Se o seu edifício opera com um BMS repleto de sensores, mas não exibe as certificações certas, ele perde relevância num mercado onde locatários, bancos e governos já tratam eficiência, saúde e dados como pré-requisitos. No Brasil, os três selos, todos sustentados por métricas que dependem diretamente de automação, concentram a maior parte das exigências formais e do reconhecimento de mercado.
Garantir um edifício saudável, bem estruturado e bem pensado, é uma forma ética e eficaz de atrair e tornar o negócio rentável.
O LEED v4.1 contém pré-requisitos obrigatórios; metas mínimas de eficiência energética, gestão de água e qualidade do ar que todo projeto deve cumprir para sequer entrar na avaliação do U.S. Green Building Council. Atingidos esses fundamentos, existe uma segunda parte onde abre-se o sistema de créditos que permite acumular pontos em nove grandes temas (Energia & Atmosfera, Materiais & Recursos, Qualidade Ambiental Interna, etc.). A pontuação final determina o nível do selo: Certified, Silver, Gold ou Platinum, conferido pela GBCI após auditoria documental e técnica.

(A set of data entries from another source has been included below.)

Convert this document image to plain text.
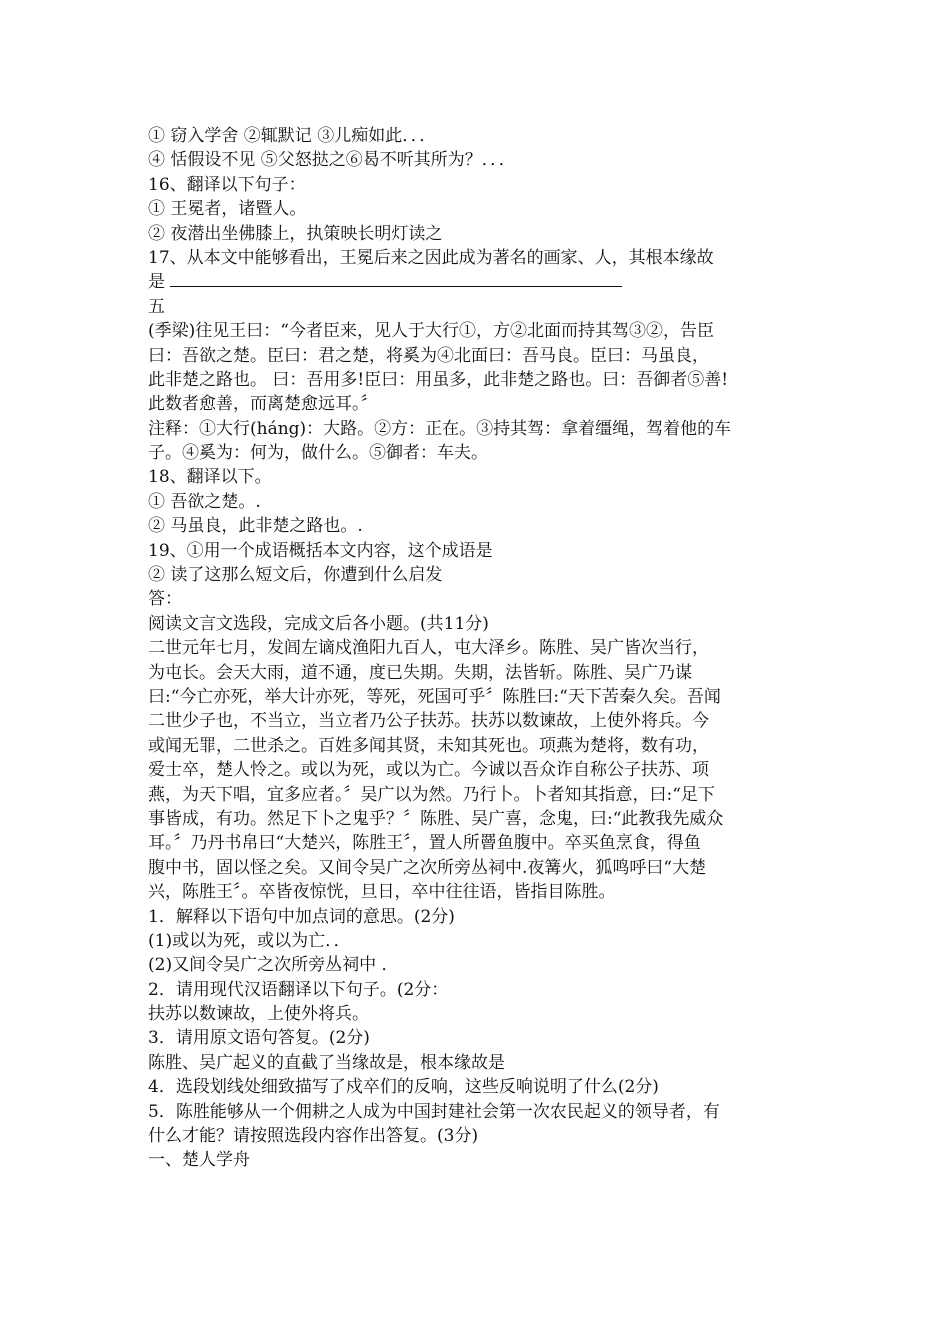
① 窃入学舍 ②辄默记 ③儿痴如此．．．
④ 恬假设不见 ⑤父怒挞之⑥曷不听其所为？．．．
16、翻译以下句子：
① 王冕者，诸暨人。
② 夜潜出坐佛膝上，执策映长明灯读之
17、从本文中能够看出，王冕后来之因此成为著名的画家、人，其根本缘故
是
五
(季梁)往见王曰：“今者臣来，见人于大行①，方②北面而持其驾③②，告臣
曰：吾欲之楚。臣曰：君之楚，将奚为④北面曰：吾马良。臣曰：马虽良，
此非楚之路也。 曰：吾用多!臣曰：用虽多，此非楚之路也。曰：吾御者⑤善!
此数者愈善，而离楚愈远耳。〞
注释：①大行(háng)：大路。②方：正在。③持其驾：拿着缰绳，驾着他的车
子。④奚为：何为，做什么。⑤御者：车夫。
18、翻译以下。
① 吾欲之楚。.
② 马虽良，此非楚之路也。.
19、①用一个成语概括本文内容，这个成语是
② 读了这那么短文后，你遭到什么启发
答：
阅读文言文选段，完成文后各小题。(共11分)
二世元年七月，发闾左谪戍渔阳九百人，屯大泽乡。陈胜、吴广皆次当行，
为屯长。会天大雨，道不通，度已失期。失期，法皆斩。陈胜、吴广乃谋
曰:“今亡亦死，举大计亦死，等死，死国可乎〞陈胜曰:“天下苦秦久矣。吾闻
二世少子也，不当立，当立者乃公子扶苏。扶苏以数谏故，上使外将兵。今
或闻无罪，二世杀之。百姓多闻其贤，未知其死也。项燕为楚将，数有功，
爱士卒，楚人怜之。或以为死，或以为亡。今诚以吾众诈自称公子扶苏、项
燕，为天下唱，宜多应者。〞吴广以为然。乃行卜。卜者知其指意，曰:“足下
事皆成，有功。然足下卜之鬼乎？〞陈胜、吴广喜，念鬼，曰:“此教我先威众
耳。〞乃丹书帛曰“大楚兴，陈胜王〞，置人所罾鱼腹中。卒买鱼烹食，得鱼
腹中书，固以怪之矣。又间令吴广之次所旁丛祠中.夜篝火，狐鸣呼曰“大楚
兴，陈胜王〞。卒皆夜惊恍，旦日，卒中往往语，皆指目陈胜。
1．解释以下语句中加点词的意思。(2分)
(1)或以为死，或以为亡．．
(2)又间令吴广之次所旁丛祠中 ．
2．请用现代汉语翻译以下句子。(2分：
扶苏以数谏故，上使外将兵。
3．请用原文语句答复。(2分)
陈胜、吴广起义的直截了当缘故是，根本缘故是
4．选段划线处细致描写了戍卒们的反响，这些反响说明了什么(2分)
5．陈胜能够从一个佣耕之人成为中国封建社会第一次农民起义的领导者，有
什么才能？请按照选段内容作出答复。(3分)
一、楚人学舟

O PBE Edifica e o Selo Procel Edifica formam, na prática, um sistema de duas partes para reconhecer a eficiência energética de edifícios no Brasil. A primeira parte é a Etiqueta Nacional de Conservação de Energia (ENCE) emitida pelo PBE Edifica que é um programa criado pelo Inmetro, em parceria com a Eletrobras/Procel.
Quando o projeto ou o edifício em operação atinge Classe A, entra a concessão do Selo Procel Edifica. Esse selo, outorgado pelo próprio Procel (braço de eficiência energética da Eletrobras) funciona como um “distintivo premium” dentro da etiqueta. Ele sinaliza ao mercado que, além de cumprir os critérios regulatórios de Classe A, o empreendimento implementou práticas adicionais de gestão e transparência energética (relatórios anuais de consumo, metas de melhoria contínua, uso de equipamentos certificados, entre outras exigências previstas no regulamento do Selo).

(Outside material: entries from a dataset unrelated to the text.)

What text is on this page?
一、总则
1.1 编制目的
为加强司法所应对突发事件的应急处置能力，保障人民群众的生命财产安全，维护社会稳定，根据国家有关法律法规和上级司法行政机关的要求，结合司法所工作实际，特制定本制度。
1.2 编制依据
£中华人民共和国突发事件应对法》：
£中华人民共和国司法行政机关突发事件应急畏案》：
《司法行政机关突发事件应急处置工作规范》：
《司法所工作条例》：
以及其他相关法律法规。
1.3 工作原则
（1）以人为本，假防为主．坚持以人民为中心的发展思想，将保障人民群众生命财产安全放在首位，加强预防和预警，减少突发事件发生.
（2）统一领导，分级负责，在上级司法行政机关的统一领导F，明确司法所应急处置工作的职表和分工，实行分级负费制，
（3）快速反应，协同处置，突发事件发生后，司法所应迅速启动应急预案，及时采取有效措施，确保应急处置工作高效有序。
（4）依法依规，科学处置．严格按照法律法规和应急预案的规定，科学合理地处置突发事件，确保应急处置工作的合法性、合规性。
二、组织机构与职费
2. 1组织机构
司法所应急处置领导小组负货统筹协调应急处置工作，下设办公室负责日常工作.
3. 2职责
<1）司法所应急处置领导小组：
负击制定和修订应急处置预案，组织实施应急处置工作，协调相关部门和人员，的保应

UL Verified Healthy Building Mark
Desenvolvido pela UL Solutions, o UL Verified Healthy Building Mark tornou-se uma referência sobretudo nos Estados Unidos e Europa para proprietários que precisam atestar, de forma objetiva, a salubridade de seus ativos imobiliários. O programa avalia ar, água, higiene, iluminação e acústica por meio de auditoria documental, inspeções presenciais e testes laboratoriais, renovados anualmente, sem hierarquia de níveis onde o espaço recebe ou não o selo “Verified”. Desde sua criação, mais de 250 milhões m² já foram verificados, impulsionados pela crescente demanda ESG em portfólios corporativos norte-americanos e europeus, que usam o selo como evidência rápida de ambientes internos saudáveis.